In the potassium .and calcium groups of elements, peroxides are known. When sodium is burned in air a light yellow powder is formed, sodium dioxide, of the formula Na2O2; potassium and caesium yield yellow tetroxides, K2O4 and Cs2O4. Both of these substances react with water, giving off oxygen; but if they are very slowly added to the water, so that the temperature does not rise much, a solution is obtained. The corresponding barium compound is formed when barium monoxide is heated under pressure in air (see p. 13). On addition to water it forms a hydrate, probably Ba=0(OH)2.yH2O. On treatment with acid, hydrogen dioxide, H2O2, is formed; and if sulphuric acid be added in theoretical amount to the barium dioxide, nearly insoluble barium sulphate is formed, along with a fairly pure solution of hydrogen dioxide:

BaO=(OH)2.Aq + H2SO4.Aq = BaSO4+ 0=OH2.Aq. It can be purified, and indeed obtained anhydrous by distillation under very low pressure. It then forms a somewhat viscous, colourless liquid, with a sharp taste.

There is some doubt as to the constitution of hydrogen dioxide, and consequently of the dioxides from which it is derived.
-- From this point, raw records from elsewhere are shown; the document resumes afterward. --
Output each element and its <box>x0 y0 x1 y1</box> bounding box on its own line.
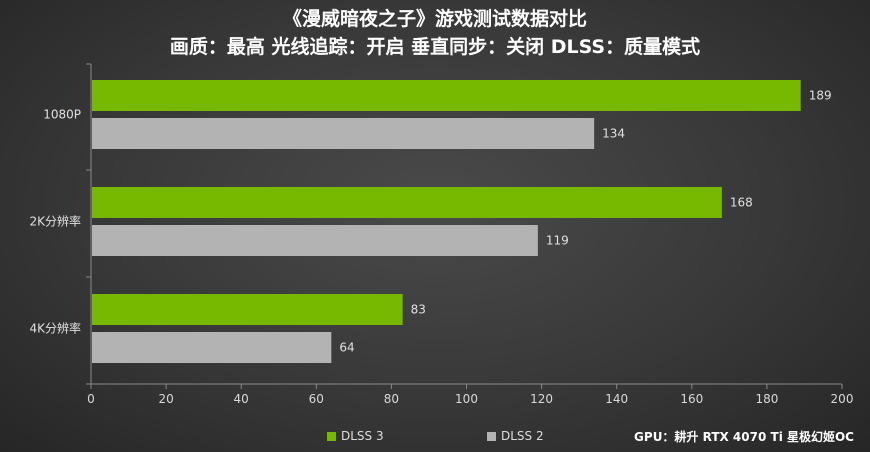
category-label-1: 2K分辨率 <box>29 214 81 229</box>
x-tick-label-3: 60 <box>309 392 324 406</box>
chart-title: 《漫威暗夜之子》游戏测试数据对比 <box>282 8 587 30</box>
bar-0-0 <box>92 80 801 111</box>
data-label-0-1: 168 <box>730 196 753 210</box>
category-label-2: 4K分辨率 <box>29 321 81 336</box>
bar-1-0 <box>92 118 595 149</box>
legend-label-dlss3: DLSS 3 <box>341 429 384 443</box>
x-tick-label-4: 80 <box>384 392 399 406</box>
data-label-1-2: 64 <box>339 341 354 355</box>
x-tick-label-8: 160 <box>680 392 703 406</box>
category-label-0: 1080P <box>43 108 81 122</box>
legend-swatch-dlss2 <box>487 431 496 441</box>
bar-1-1 <box>92 225 538 256</box>
data-label-0-2: 83 <box>411 303 426 317</box>
bar-0-2 <box>92 294 403 325</box>
x-tick-label-5: 100 <box>455 392 478 406</box>
x-tick-label-2: 40 <box>234 392 249 406</box>
bar-0-1 <box>92 187 722 218</box>
legend-item-dlss3: DLSS 3 <box>327 429 384 443</box>
legend-item-dlss2: DLSS 2 <box>487 429 544 443</box>
bar-1-2 <box>92 332 332 363</box>
legend-label-dlss2: DLSS 2 <box>501 429 544 443</box>
x-tick-label-9: 180 <box>755 392 778 406</box>
x-tick-label-6: 120 <box>530 392 553 406</box>
x-tick-label-0: 0 <box>87 392 95 406</box>
gpu-note: GPU：耕升 RTX 4070 Ti 星极幻姬OC <box>634 430 854 444</box>
x-tick-label-10: 200 <box>831 392 854 406</box>
x-tick-label-7: 140 <box>605 392 628 406</box>
data-label-0-0: 189 <box>809 89 832 103</box>
data-label-1-1: 119 <box>546 234 569 248</box>
data-label-1-0: 134 <box>602 127 625 141</box>
legend-swatch-dlss3 <box>327 431 336 441</box>
chart-subtitle: 画质：最高 光线追踪：开启 垂直同步：关闭 DLSS：质量模式 <box>169 36 701 58</box>
x-tick-label-1: 20 <box>158 392 173 406</box>
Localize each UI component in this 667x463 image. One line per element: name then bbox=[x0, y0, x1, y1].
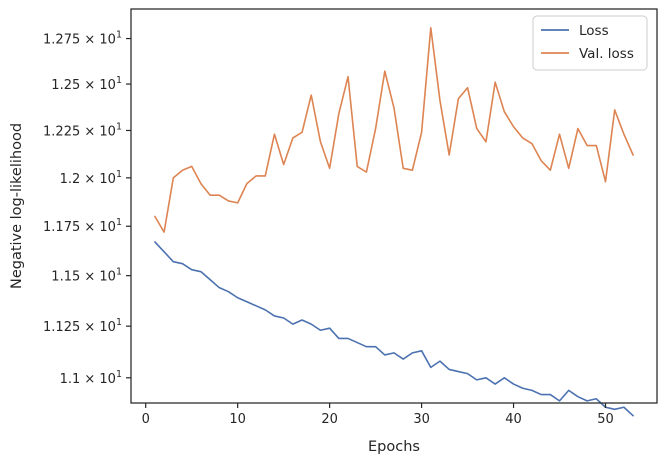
legend-label: Loss bbox=[579, 23, 609, 39]
y-tick-label: 1.275 × 101 bbox=[43, 30, 122, 48]
y-tick-label: 1.1 × 101 bbox=[60, 369, 122, 387]
y-axis-ticks: 1.1 × 101 1.125 × 101 1.15 × 101 1.175 × 10… bbox=[43, 30, 131, 387]
axes-frame bbox=[130, 8, 658, 404]
y-tick-label: 1.25 × 101 bbox=[51, 75, 122, 93]
x-tick-label: 20 bbox=[321, 412, 338, 427]
x-tick-label: 10 bbox=[229, 412, 246, 427]
series-line-loss bbox=[154, 241, 634, 417]
y-tick-label: 1.175 × 101 bbox=[43, 217, 122, 235]
x-tick-label: 50 bbox=[597, 412, 614, 427]
y-tick-label: 1.2 × 101 bbox=[60, 169, 122, 187]
y-tick-label: 1.225 × 101 bbox=[43, 121, 122, 139]
x-axis-label: Epochs bbox=[368, 439, 420, 455]
x-axis-ticks: 0 10 20 30 40 50 bbox=[142, 403, 614, 427]
x-tick-label: 40 bbox=[505, 412, 522, 427]
x-tick-label: 0 bbox=[142, 412, 150, 427]
y-tick-label: 1.125 × 101 bbox=[43, 317, 122, 335]
legend: Loss Val. loss bbox=[532, 15, 648, 71]
legend-label: Val. loss bbox=[579, 46, 634, 62]
series-line-val-loss bbox=[154, 26, 634, 233]
series-layer bbox=[154, 26, 634, 417]
y-tick-label: 1.15 × 101 bbox=[51, 267, 122, 285]
x-tick-label: 30 bbox=[413, 412, 430, 427]
y-axis-label: Negative log-likelihood bbox=[9, 123, 25, 289]
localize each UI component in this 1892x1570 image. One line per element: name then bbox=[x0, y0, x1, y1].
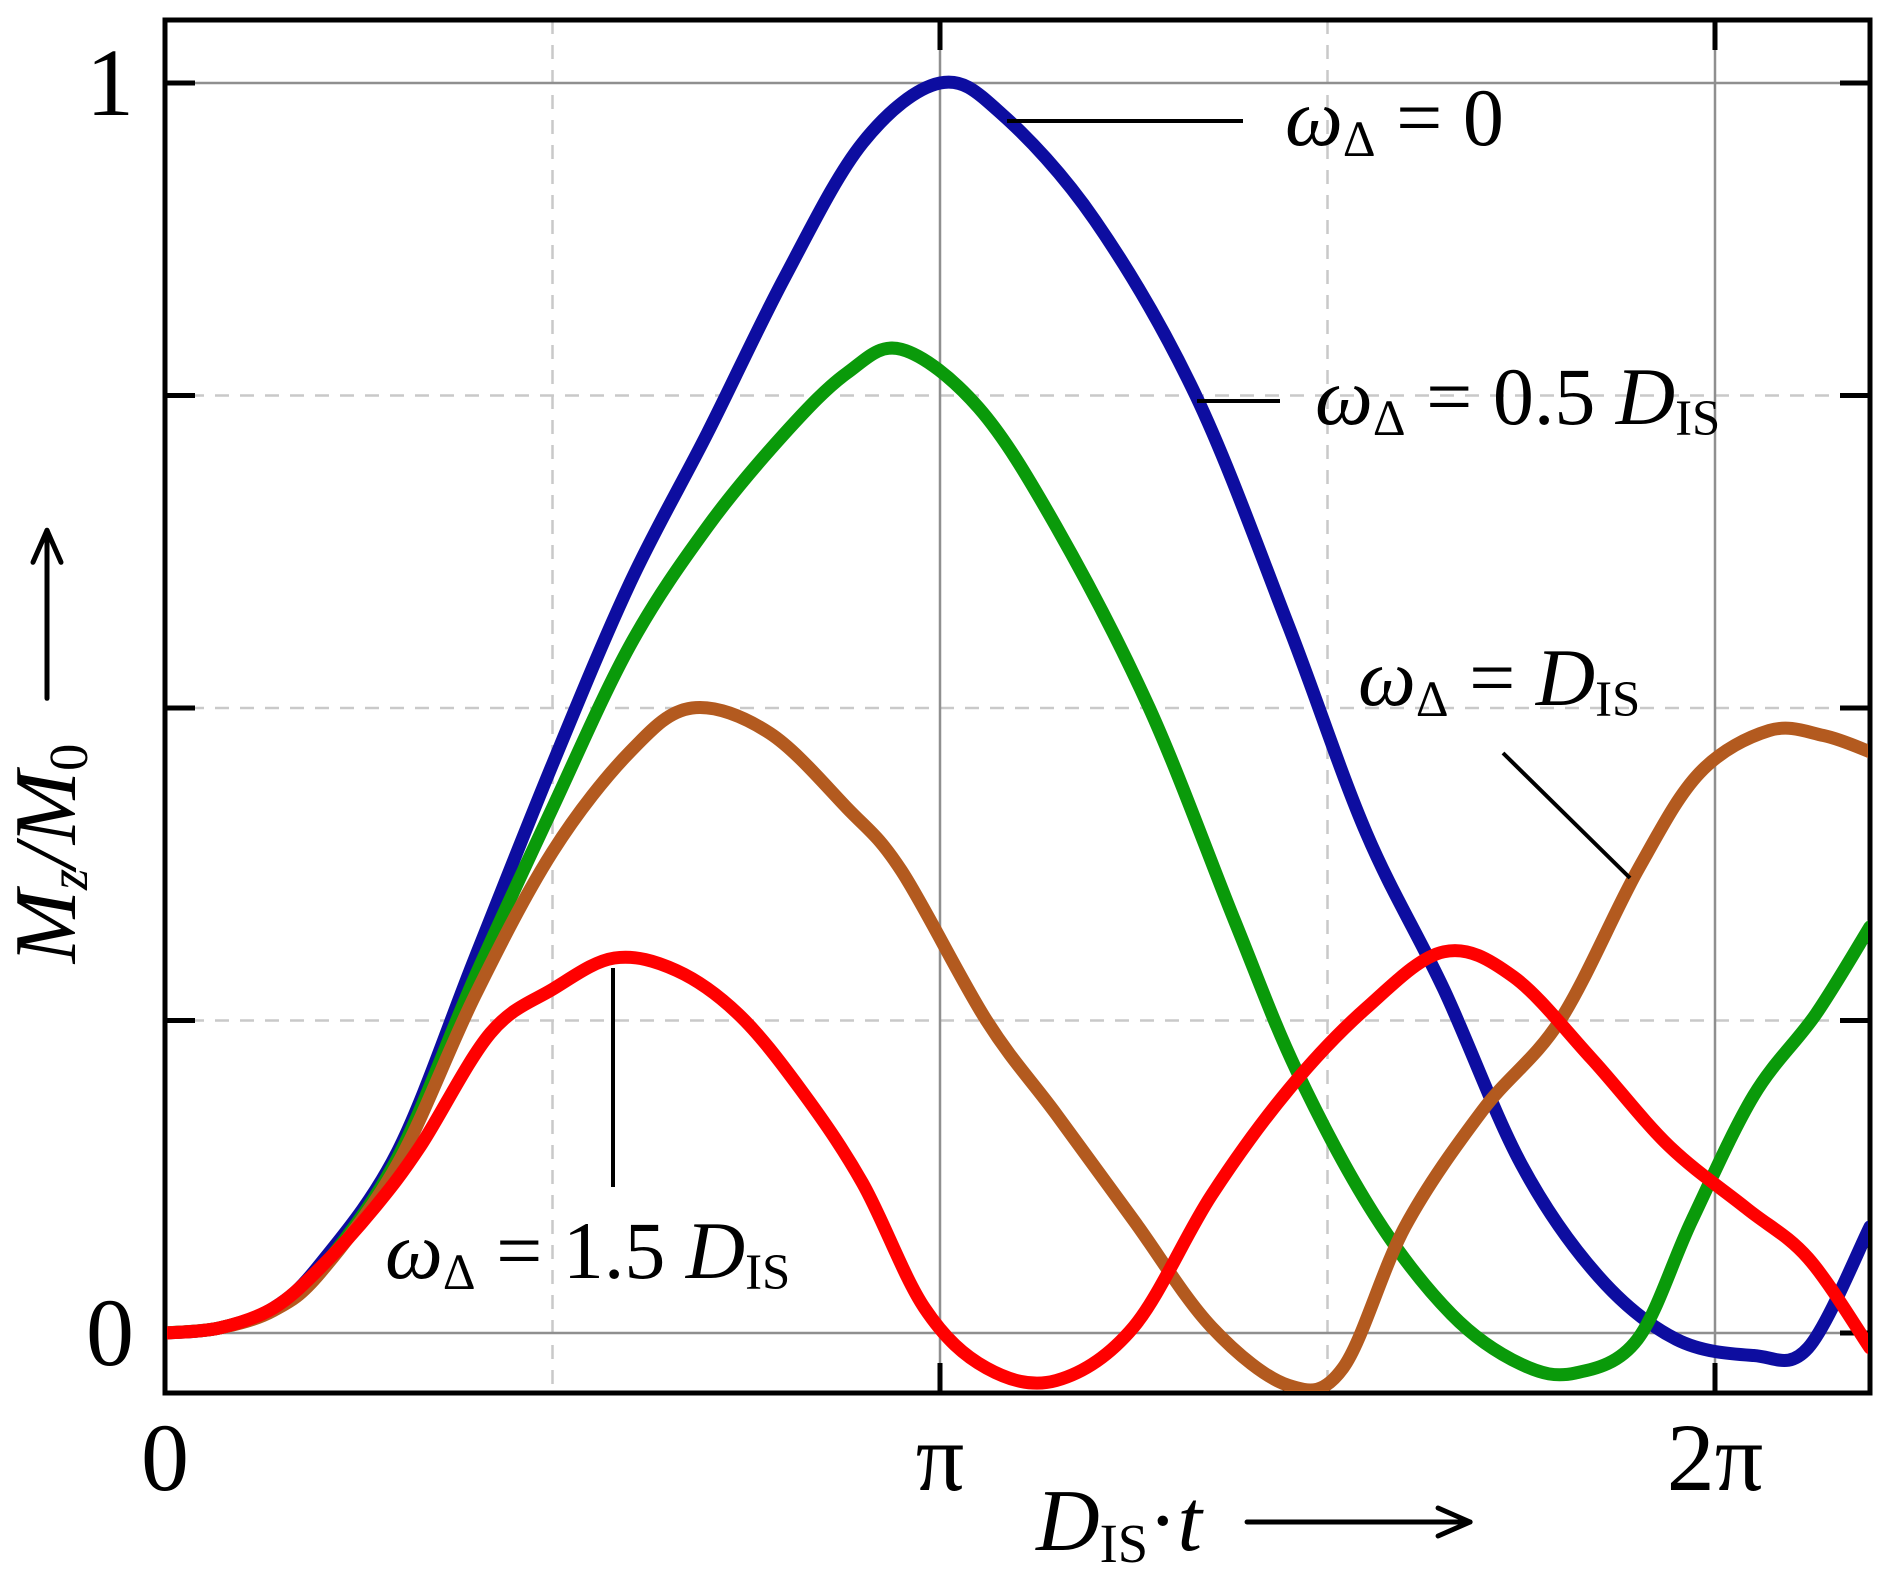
plot-border bbox=[162, 17, 1873, 1396]
curve-omega-delta-1 bbox=[167, 701, 1868, 1391]
curve-omega-delta-1p5 bbox=[167, 944, 1868, 1390]
label-omega-1-leader bbox=[1501, 751, 1632, 880]
curve-omega-delta-0 bbox=[167, 75, 1868, 1367]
It is unlikely that barium ever acts as a tetrad, and much more probable that this character is to be attributed to oxygen; hence the formula of its dioxide is more likely to be Ba=0=0, than 0=Ba=0 ; and consequently hydrogen dioxide has more probably the formula 0=OH2, than HO-OH. Indeed, hydrogen dioxide is possibly a weak acid, since the hydrated dioxides of calcium and barium are precipitated on addition of concentrated solutions of hydrogen dioxide to the hydroxides suspended in water. These substances have all bleaching power, for they readily part with their second atom of oxygen, and it is capable of oxidising coloured insoluble substances to colourless soluble ones.